- Born: Joycia Juatco
- Occupations: Musician; painter; poet;
- Years active: 2020–present
- Musical career
- Genres: Alternative pop; synth-pop; indie pop; electropop;
- Instruments: Vocals; guitar;
- Labels: Off the Record; Sony Music;

= Tita Halaman =

Filipino musician

Joycia Juatco, known professionally as Tita Halaman, is a Filipino musician and visual artist. She is the vocalist and guitarist of the pop band New Lore, which began as the duo No Lore with his brother Jerald Juatco before expanding into a full band. Juatco also works as a visual artist, whose paintings include Come Treat Me Good, I'll Treat You Better and For Even Your Worst Case Scenario Is No Match with Your Power (2022).

==Personal life==
Juatco developed her passion for drawing in her early years, which made her describe herself as an "introverted" and shy individual whose mode of communication was drawing and not words. She shared that she developed a passion for art as early as childhood. Instead of playing with other children, she often spent her time alone drawing and making paper dolls. Before becoming a full-time artist, she worked as a corporate trainer and motivational speaker for a company based in Bonifacio Global City. She visited galleries around Taguig to learn about contemporary art by speaking with gallery staff and studying exhibitions.

She later adopted the professional name Tita Halaman. According to Juatco, her name "Tita" represented as "old soul" nature while "Halaman" depicted growth and her introverted character. She is based in Manila.

==Career==
Juatco first started working professionally as an artist in 2020. One of her early works was painting artworks which were then donated to charity for the frontliners affected by COVID-19 pandemic. She took part in The Human Condition, which was a collective exhibition of artworks by Filipino artists in Galerya Amalia.

In 2021, she moved from the corporate world into the arts after signing with DF Art Agency through her artwork titled I Keep Growing, Outgrowing Myself, and becoming a full-time self-taught artist.

In 2022, she held her first solo exhibition, Writings of a Never Not Moving, at Secret Fresh Ronac Art Center. The exhibition featured paintings paired with handwritten poems, with several works incorporating epoxy clay frames extending beyond the canvas. She returned to Secret Fresh Ronac Art Center for her second solo exhibition, Garden of Extremes. The exhibition combined painting and poetry while featuring newly discovered Philippine flora through a collaboration with the Philippine Taxonomic Initiative. Her works have since been exhibited at Art Moments Jakarta, the University of the Philippines Parola College of Fine Arts Gallery, and MOCAF. She was also shortlisted for the Ateneo Art Gallery Marciano Galang Acquisition Prize.
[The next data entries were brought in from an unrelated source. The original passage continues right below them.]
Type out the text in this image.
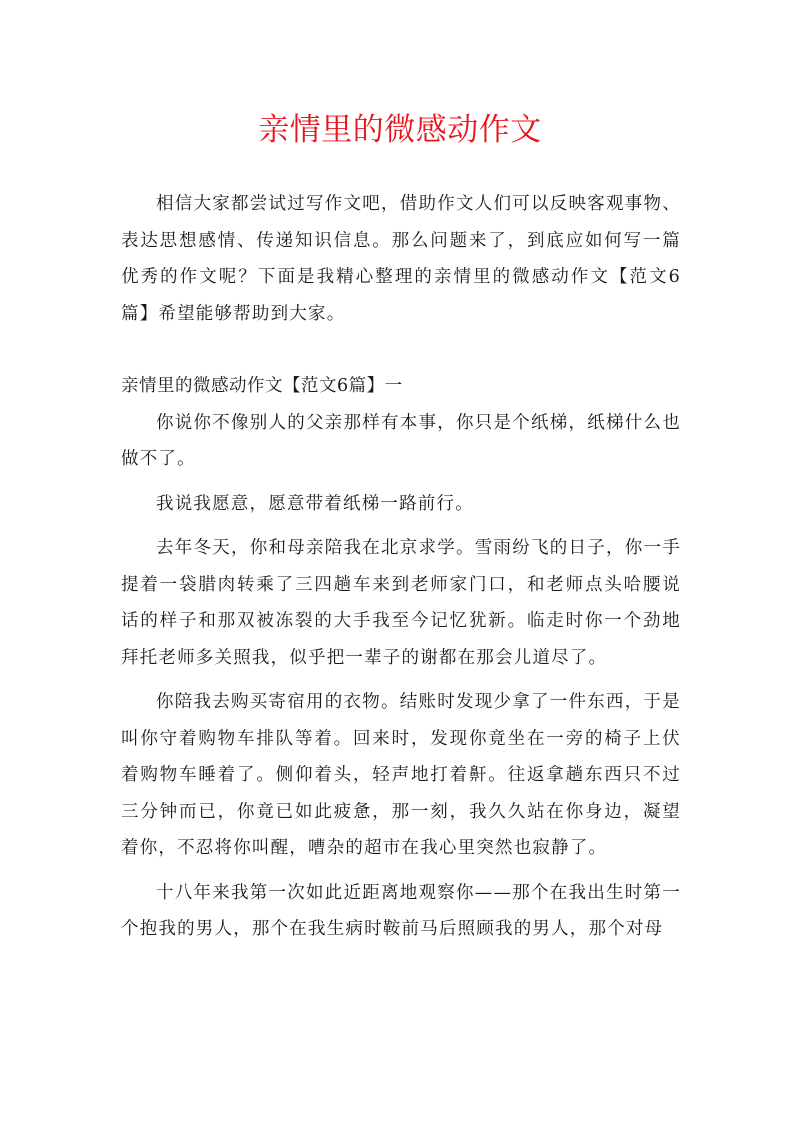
亲情里的微感动作文

相信大家都尝试过写作文吧，借助作文人们可以反映客观事物、表达思想感情、传递知识信息。那么问题来了，到底应如何写一篇优秀的作文呢？下面是我精心整理的亲情里的微感动作文【范文6篇】希望能够帮助到大家。

亲情里的微感动作文【范文6篇】一

你说你不像别人的父亲那样有本事，你只是个纸梯，纸梯什么也做不了。

我说我愿意，愿意带着纸梯一路前行。

去年冬天，你和母亲陪我在北京求学。雪雨纷飞的日子，你一手提着一袋腊肉转乘了三四趟车来到老师家门口，和老师点头哈腰说话的样子和那双被冻裂的大手我至今记忆犹新。临走时你一个劲地拜托老师多关照我，似乎把一辈子的谢都在那会儿道尽了。

你陪我去购买寄宿用的衣物。结账时发现少拿了一件东西，于是叫你守着购物车排队等着。回来时，发现你竟坐在一旁的椅子上伏着购物车睡着了。侧仰着头，轻声地打着鼾。往返拿趟东西只不过三分钟而已，你竟已如此疲惫，那一刻，我久久站在你身边，凝望着你，不忍将你叫醒，嘈杂的超市在我心里突然也寂静了。

十八年来我第一次如此近距离地观察你——那个在我出生时第一个抱我的男人，那个在我生病时鞍前马后照顾我的男人，那个对母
In 2024, Juatco continued her music career as the vocalist and guitarist of the alternative pop band New Lore. The project was originally formed as No Lore, a sibling duo with her brother Jerald Angelo Juatco before becoming an all-female trio with bassist Kim Escalona and drummer Carole Lantican. Later that year, they released the single "For All I Know Is Love" in collaboration with Pawssion Project. Written from the perspective of stray dogs, the song became the organization's official anthem. Juatco also created the cover artwork, which was auctioned to raise funds for the animal shelter.

In 2025, Juatco provided four artworks entitled Papa, My Sunday Champ, Family Portrait of My Father's Sacrifice, and The Shape of My Father's Joy for the Confluence of Her exhibition. Later that year, her works were exhibited at the Philippine Pavilion during Maison & Objet in Paris alongside works by other Filipino artists.
==Artistry==

Juatco creates paintings of human figures accompanied by handwritten poems. She has said that her work explores emotional intelligence and presents difficult emotions while maintaining a sense of hope. Her paintings are characterized by dark figures, textured brushstrokes, and layers of paint, while her poetry is written in free verse. Each painting is paired with an original poem, which she writes and signs on a separate frame.

Esquire described Juatco as someone working within a "garden of extremes". Her figures appear raw and liberated, often shown in bold movement and twisted forms that reflect human emotion. Manila Bulletin described her work as "paintings with poetry". Each painting is paired with a short poem written by the artist. Her works are figurative.

Juatco brings the same ideas into her music. The band's songs are based on her paintings, poetry, and personal experiences, which the members describe as "music from art and poetry". Bassist Kim Escalona described Juatco as a real-life painter.